26.01.2017 • 17:50 Uhr / 3 Minuten Lesezeit
Familienseelsorger Michael Kopp „predigte“ auf eine humorvolle Art und Weise im Carl-Lampert-Saal .  Foto: etu
Familienseelsorger Michael Kopp „predigte“ auf eine humorvolle Art und Weise im Carl-Lampert-Saal .  Foto: etu

Pfarrer Michael Kopp zeigte in Göfis, wie Kabarett und Kirche zusammenpassen.

Göfis. (etu) Mit Humor erreicht man viele Menschen. In satirischen Beiträgen verpacken Kabarettisten oft politische Botschaften. Aber Kabarett eines Geistlichen? Überraschend komisch! Familienseelsorger Michael Kopp beanspruchte jedenfalls die Lachmuskeln und lud bei seinem Auftritt im Carl-Lampert-Saal Göfis gleichzeitig zu einer Entdeckungsreise in seine Kärntner Heimat. „Falls Sie meine Witze nicht verstehen – keine Sorge! Ich lache meist selbst darüber, dann wissen Sie, welches die lustigen Passagen sind“, begann Kopp den Abend.
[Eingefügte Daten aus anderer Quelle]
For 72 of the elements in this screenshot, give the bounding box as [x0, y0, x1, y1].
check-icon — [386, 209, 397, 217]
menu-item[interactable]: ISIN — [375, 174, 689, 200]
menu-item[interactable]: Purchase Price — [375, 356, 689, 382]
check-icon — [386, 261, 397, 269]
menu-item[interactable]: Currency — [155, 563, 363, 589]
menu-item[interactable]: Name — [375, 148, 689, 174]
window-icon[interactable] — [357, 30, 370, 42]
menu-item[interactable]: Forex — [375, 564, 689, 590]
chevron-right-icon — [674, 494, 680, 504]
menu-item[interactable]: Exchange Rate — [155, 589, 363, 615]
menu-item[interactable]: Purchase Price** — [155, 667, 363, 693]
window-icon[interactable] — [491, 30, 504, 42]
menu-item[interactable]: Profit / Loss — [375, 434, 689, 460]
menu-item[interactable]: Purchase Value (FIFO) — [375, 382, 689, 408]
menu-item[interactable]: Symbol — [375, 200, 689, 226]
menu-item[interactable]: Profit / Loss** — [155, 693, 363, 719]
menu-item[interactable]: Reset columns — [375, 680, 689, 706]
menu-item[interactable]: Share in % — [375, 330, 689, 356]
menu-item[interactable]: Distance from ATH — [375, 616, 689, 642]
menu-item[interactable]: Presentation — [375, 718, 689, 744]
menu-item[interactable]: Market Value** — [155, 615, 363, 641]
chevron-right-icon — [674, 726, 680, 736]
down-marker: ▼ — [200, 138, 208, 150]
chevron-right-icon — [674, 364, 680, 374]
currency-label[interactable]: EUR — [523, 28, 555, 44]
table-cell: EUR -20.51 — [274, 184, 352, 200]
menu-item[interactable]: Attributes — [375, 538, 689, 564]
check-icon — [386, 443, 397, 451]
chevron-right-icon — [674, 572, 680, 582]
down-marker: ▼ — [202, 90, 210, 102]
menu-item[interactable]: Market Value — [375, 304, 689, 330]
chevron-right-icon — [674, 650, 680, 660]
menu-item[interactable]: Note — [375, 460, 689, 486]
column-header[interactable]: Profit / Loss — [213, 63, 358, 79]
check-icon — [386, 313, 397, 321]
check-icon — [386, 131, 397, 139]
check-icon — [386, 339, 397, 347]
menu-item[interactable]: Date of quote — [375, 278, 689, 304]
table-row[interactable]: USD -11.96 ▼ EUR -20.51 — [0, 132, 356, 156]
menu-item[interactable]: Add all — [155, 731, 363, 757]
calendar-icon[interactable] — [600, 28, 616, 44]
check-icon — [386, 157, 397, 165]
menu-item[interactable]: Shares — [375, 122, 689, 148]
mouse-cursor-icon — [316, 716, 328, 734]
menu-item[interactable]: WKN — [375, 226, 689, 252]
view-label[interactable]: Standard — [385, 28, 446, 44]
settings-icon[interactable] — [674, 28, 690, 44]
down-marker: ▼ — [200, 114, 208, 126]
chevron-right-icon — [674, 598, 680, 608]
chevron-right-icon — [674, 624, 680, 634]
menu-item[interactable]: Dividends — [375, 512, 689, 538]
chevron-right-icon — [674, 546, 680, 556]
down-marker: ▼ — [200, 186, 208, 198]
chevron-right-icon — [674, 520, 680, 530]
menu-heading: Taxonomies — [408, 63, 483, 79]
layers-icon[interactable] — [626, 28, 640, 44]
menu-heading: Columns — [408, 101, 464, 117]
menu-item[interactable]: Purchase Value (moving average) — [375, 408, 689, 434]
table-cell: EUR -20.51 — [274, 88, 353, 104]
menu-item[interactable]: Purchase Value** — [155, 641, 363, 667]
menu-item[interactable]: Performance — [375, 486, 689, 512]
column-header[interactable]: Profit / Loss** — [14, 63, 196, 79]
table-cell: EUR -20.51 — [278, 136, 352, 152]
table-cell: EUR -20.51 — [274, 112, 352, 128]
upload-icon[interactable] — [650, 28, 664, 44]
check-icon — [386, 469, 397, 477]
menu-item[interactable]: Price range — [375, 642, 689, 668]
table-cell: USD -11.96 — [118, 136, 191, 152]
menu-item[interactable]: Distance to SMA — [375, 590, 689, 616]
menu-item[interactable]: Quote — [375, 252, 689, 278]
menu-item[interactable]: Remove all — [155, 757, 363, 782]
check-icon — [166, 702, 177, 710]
Und so erklärte der Priester im selbstkritischen Auftritt „ME – Wie Schnecken checken“ auf heitere Art, wie jeder seines eigenen Glückes Schmied ist. „ME“ soll für „Meine Erfahrung“ (oder „Meine Einfalt“) stehen. Dabei zitiert Kopp immer wieder aus der Bibel und fügt humorvolle Kommentare hinzu. „Bitte erzählt keinem Pfarrer von meinen Bibelübersetzungen. Wenn doch, ist es mir auch egal. Ich kassiere eh nur vom Kärntner Bischof Rüge“, fügte er lachend hinzu.

Keine Kraftausdrücke

Fäkalwörter wurden gekonnt zensiert. Diese Kraftausdrücke seien eines Priesters nicht würdig. „Na, wenn die wüssten …“ Immer wieder polarisierte Kopp mit seinen Aussagen zwischen Jung und Alt, altmodisch und modern. „Ich bin froh, dass es euch gibt, die ihren Kirchenbeitrag leisten. Wegen euch müssen wir Priester nicht arbeiten.“ Das Publikum lachte.  „… oder zumindest weniger“, korrigierte Klopp. Anschließend schwenkte der Pfarrer um und wurde ernster: Rassismus ist aktueller denn je. „Jeder, der sagt ‚Ausländer raus‘, soll mal prüfen, woher seine Kleidung oder sein Handy kommt.“ Wenn man diese Aufforderung wörtlich nähme, dann stünden wir alle nackt da. Da seien Schnecken viel unkomplizierter: „Schnecken kennen keine Unterschiede – da macht’s jeder mit jedem.“ Der Abschluss bildete eine umgeschriebene Mundart-Version von „Halleluja“. Wer den Pfarrer selbst erleben will, hat am 24. Mai im Bildungshaus Batschuns die Chance.